There! That snag; its outline vaguely reminiscent of a man crucified upside down — he remembered that. He turned the boat toward a low tangle of rusting beams and saw the opening where he expected it.
He passed under a rough arch of skeletal alloy beams, into an anchorage occupied only by an armored gunboat, its gleaming hull half-submerged, moored to a snag.
He swung the boat and circled the airboat, admiring its bulbous engine pods, its three dorsally mounted graser turrets, its midships row of missile launchers. If only he had the equipment to disable the boat’s security system, his troubles would be over. But that was wishful thinking, he reminded himself. If the boat belonged to Publius, as he suspected, it would be protected by cunning wards indeed.
He sighed and let his boat drift toward the makeshift dock at the innermost edge of the anchorage. He could only hope that Publius still controlled the stack, and that his creatures would allow Ruiz to enter unmolested. Perhaps they would mistake him for a customer — in a way, he
The boat kissed the dock with a small clang of metal, and Ruiz stood up. He raised the boat’s armorglass bubble and set its security monitors. He was painfully aware of the boat’s inadequacies in that respect, but he had no time to upgrade its alarms and traps. The first competent thief who happened along would steal his boat — he could only trust that it wouldn’t matter — one way or another.

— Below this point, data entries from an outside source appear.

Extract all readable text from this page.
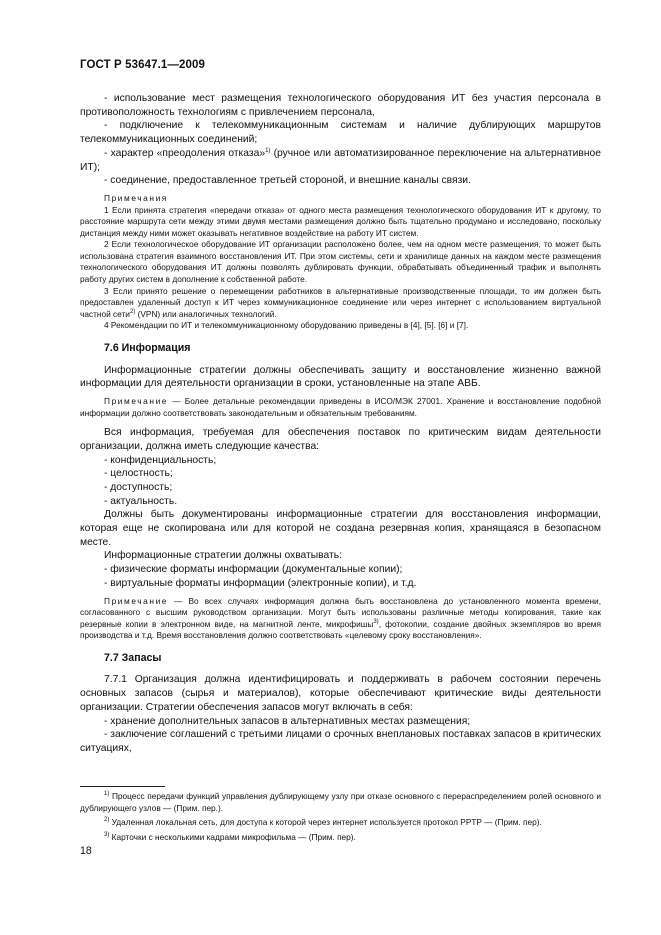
ГОСТ Р 53647.1—2009

- использование мест размещения технологического оборудования ИТ без участия персонала в противоположность технологиям с привлечением персонала,

- подключение к телекоммуникационным системам и наличие дублирующих маршрутов телекоммуникационных соединений;

- характер «преодоления отказа»$^{1)}$ (ручное или автоматизированное переключение на альтернативное ИТ);

- соединение, предоставленное третьей стороной, и внешние каналы связи.

Примечания

1 Если принята стратегия «передачи отказа» от одного места размещения технологического оборудования ИТ к другому, то расстояние маршрута сети между этими двумя местами размещения должно быть тщательно продумано и исследовано, поскольку дистанция между ними может оказывать негативное воздействие на работу ИТ систем.

2 Если технологическое оборудование ИТ организации расположено более, чем на одном месте размещения, то может быть использована стратегия взаимного восстановления ИТ. При этом системы, сети и хранилище данных на каждом месте размещения технологического оборудования ИТ должны позволять дублировать функции, обрабатывать объединенный трафик и выполнять работу других систем в дополнение к собственной работе.

3 Если принято решение о перемещении работников в альтернативные производственные площади, то им должен быть предоставлен удаленный доступ к ИТ через коммуникационное соединение или через интернет с использованием виртуальной частной сети$^{2)}$ (VPN) или аналогичных технологий.

4 Рекомендации по ИТ и телекоммуникационному оборудованию приведены в [4], [5]. [6] и [7].

7.6 Информация

Информационные стратегии должны обеспечивать защиту и восстановление жизненно важной информации для деятельности организации в сроки, установленные на этапе АВБ.

Примечание — Более детальные рекомендации приведены в ИСО/МЭК 27001. Хранение и восстановление подобной информации должно соответствовать законодательным и обязательным требованиям.

Вся информация, требуемая для обеспечения поставок по критическим видам деятельности организации, должна иметь следующие качества:

- конфиденциальность;

- целостность;

- доступность;

- актуальность.

Должны быть документированы информационные стратегии для восстановления информации, которая еще не скопирована или для которой не создана резервная копия, хранящаяся в безопасном месте.

Информационные стратегии должны охватывать:

- физические форматы информации (документальные копии);

- виртуальные форматы информации (электронные копии), и т.д.

Примечание — Во всех случаях информация должна быть восстановлена до установленного момента времени, согласованного с высшим руководством организации. Могут быть использованы различные методы копирования, такие как резервные копии в электронном виде, на магнитной ленте, микрофишы$^{3)}$, фотокопии, создание двойных экземпляров во время производства и т.д. Время восстановления должно соответствовать «целевому сроку восстановления».

7.7 Запасы

7.7.1 Организация должна идентифицировать и поддерживать в рабочем состоянии перечень основных запасов (сырья и материалов), которые обеспечивают критические виды деятельности организации. Стратегии обеспечения запасов могут включать в себя:

- хранение дополнительных запасов в альтернативных местах размещения;

- заключение соглашений с третьими лицами о срочных внеплановых поставках запасов в критических ситуациях,

$^{1)}$ Процесс передачи функций управления дублирующему узлу при отказе основного с перераспределением ролей основного и дублирующего узлов — (Прим. пер.).

$^{2)}$ Удаленная локальная сеть, для доступа к которой через интернет используется протокол PPTP — (Прим. пер).

$^{3)}$ Карточки с несколькими кадрами микрофильма — (Прим. пер).

18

He chained the boat to the dock, and trotted off into the cave-riddled darkness beyond the anchorage, looking for the monster-maker.
Publius’s labyrinth was as eerie as ever. The walls were carved of ancient meltstone, a rusty black veined with thin ribbons of some murky crimson glass. The low ceilings supported a patchy growth of luminescent moss, which shed an uncertain blue light on the dank floor, its pools of stagnant water and slime-slick stone.